How deep the National Education Association is willing to bury this report remains to be seen, but there's been little call for shuttering public schools and firing teachers as result of this study, and the anti-Catholic critics and supposedly objective journalists remain curiously oblivious of its staggering conclusions.
In the face of the crisis many detractors claim that women should be given more leadership roles, including priestly ordination; that their presence would mitigate the clerical culture that somehow in their opinion fosters child abuse. It is true that women should continue to have stronger leadership and governing roles in the church, and it should be noted that women's responsibilities have expanded dramatically since the pre-Vatican II days, with women filling critical roles as Catholic school teachers, religious education instructors, lectors, eucharistic ministers, altar servers and administrators — all previously male-dominated positions. And while the male-only priesthood remains a thorny sticking point to non-Catholics, it should be noted that male-only priestly ordination is a strict doctrine of the church, a dogma that has been with us since the 10th century that not even the Pope himself can change.
There's probably no safer place in the United States for children than in the Roman Catholic Church. Religious and lay people with even fleeting access to children and teenagers go through strict background screenings and attend classes on dealing with children before they make first contact.

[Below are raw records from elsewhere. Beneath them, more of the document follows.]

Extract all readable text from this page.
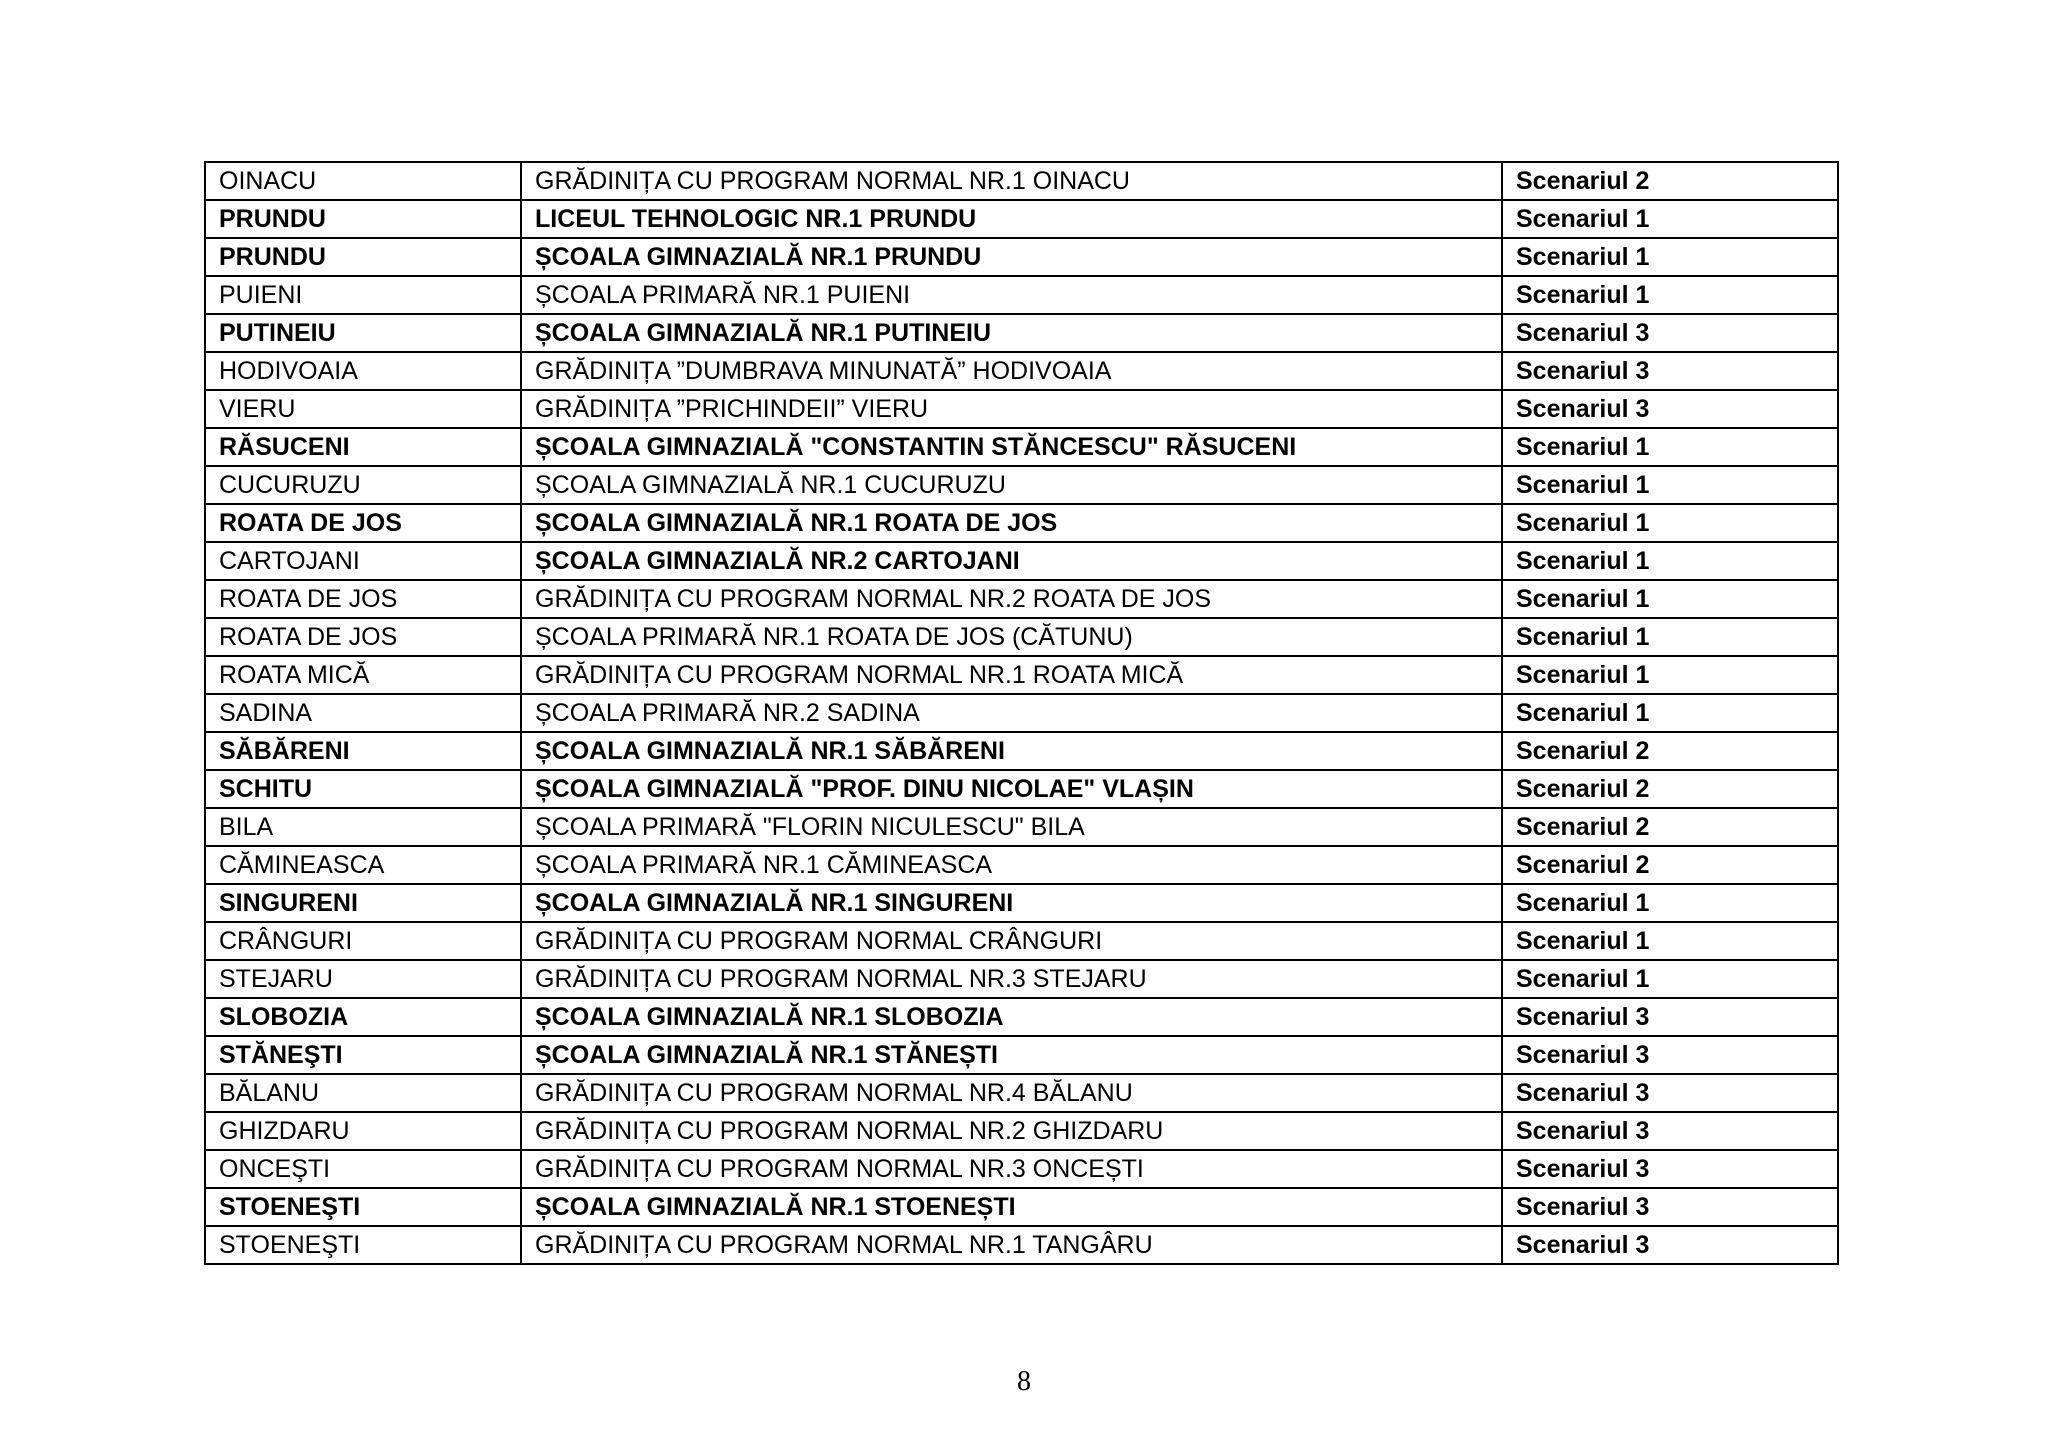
OINACU	GRĂDINIȚA CU PROGRAM NORMAL NR.1 OINACU	Scenariul 2
PRUNDU	LICEUL TEHNOLOGIC NR.1 PRUNDU	Scenariul 1
PRUNDU	ȘCOALA GIMNAZIALĂ NR.1 PRUNDU	Scenariul 1
PUIENI	ȘCOALA PRIMARĂ NR.1 PUIENI	Scenariul 1
PUTINEIU	ȘCOALA GIMNAZIALĂ NR.1 PUTINEIU	Scenariul 3
HODIVOAIA	GRĂDINIȚA ”DUMBRAVA MINUNATĂ” HODIVOAIA	Scenariul 3
VIERU	GRĂDINIȚA ”PRICHINDEII” VIERU	Scenariul 3
RĂSUCENI	ȘCOALA GIMNAZIALĂ "CONSTANTIN STĂNCESCU" RĂSUCENI	Scenariul 1
CUCURUZU	ȘCOALA GIMNAZIALĂ NR.1 CUCURUZU	Scenariul 1
ROATA DE JOS	ȘCOALA GIMNAZIALĂ NR.1 ROATA DE JOS	Scenariul 1
CARTOJANI	ȘCOALA GIMNAZIALĂ NR.2 CARTOJANI	Scenariul 1
ROATA DE JOS	GRĂDINIȚA CU PROGRAM NORMAL NR.2 ROATA DE JOS	Scenariul 1
ROATA DE JOS	ȘCOALA PRIMARĂ NR.1 ROATA DE JOS (CĂTUNU)	Scenariul 1
ROATA MICĂ	GRĂDINIȚA CU PROGRAM NORMAL NR.1 ROATA MICĂ	Scenariul 1
SADINA	ȘCOALA PRIMARĂ NR.2 SADINA	Scenariul 1
SĂBĂRENI	ȘCOALA GIMNAZIALĂ NR.1 SĂBĂRENI	Scenariul 2
SCHITU	ȘCOALA GIMNAZIALĂ "PROF. DINU NICOLAE" VLAȘIN	Scenariul 2
BILA	ȘCOALA PRIMARĂ "FLORIN NICULESCU" BILA	Scenariul 2
CĂMINEASCA	ȘCOALA PRIMARĂ NR.1 CĂMINEASCA	Scenariul 2
SINGURENI	ȘCOALA GIMNAZIALĂ NR.1 SINGURENI	Scenariul 1
CRÂNGURI	GRĂDINIȚA CU PROGRAM NORMAL CRÂNGURI	Scenariul 1
STEJARU	GRĂDINIȚA CU PROGRAM NORMAL NR.3 STEJARU	Scenariul 1
SLOBOZIA	ȘCOALA GIMNAZIALĂ NR.1 SLOBOZIA	Scenariul 3
STĂNEŞTI	ȘCOALA GIMNAZIALĂ NR.1 STĂNEȘTI	Scenariul 3
BĂLANU	GRĂDINIȚA CU PROGRAM NORMAL NR.4 BĂLANU	Scenariul 3
GHIZDARU	GRĂDINIȚA CU PROGRAM NORMAL NR.2 GHIZDARU	Scenariul 3
ONCEŞTI	GRĂDINIȚA CU PROGRAM NORMAL NR.3 ONCEȘTI	Scenariul 3
STOENEŞTI	ȘCOALA GIMNAZIALĂ NR.1 STOENEȘTI	Scenariul 3
STOENEŞTI	GRĂDINIȚA CU PROGRAM NORMAL NR.1 TANGÂRU	Scenariul 3
8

Everyone — including Catholics — should rightly condemn the horrible human acts of three percent of their leaders from years past but embrace the 97 percent who perform in accordance with their holy orders. And every single one of us, Catholic and otherwise, should work tirelessly to stop child abuse and exploitation in all forms, in all areas of American society. S
Dale Brumfield, who is Catholic, is a payroll services broker and writer who lives in Doswell. Opinions expressed are those of the writer and not necessarily those of Style Weekly.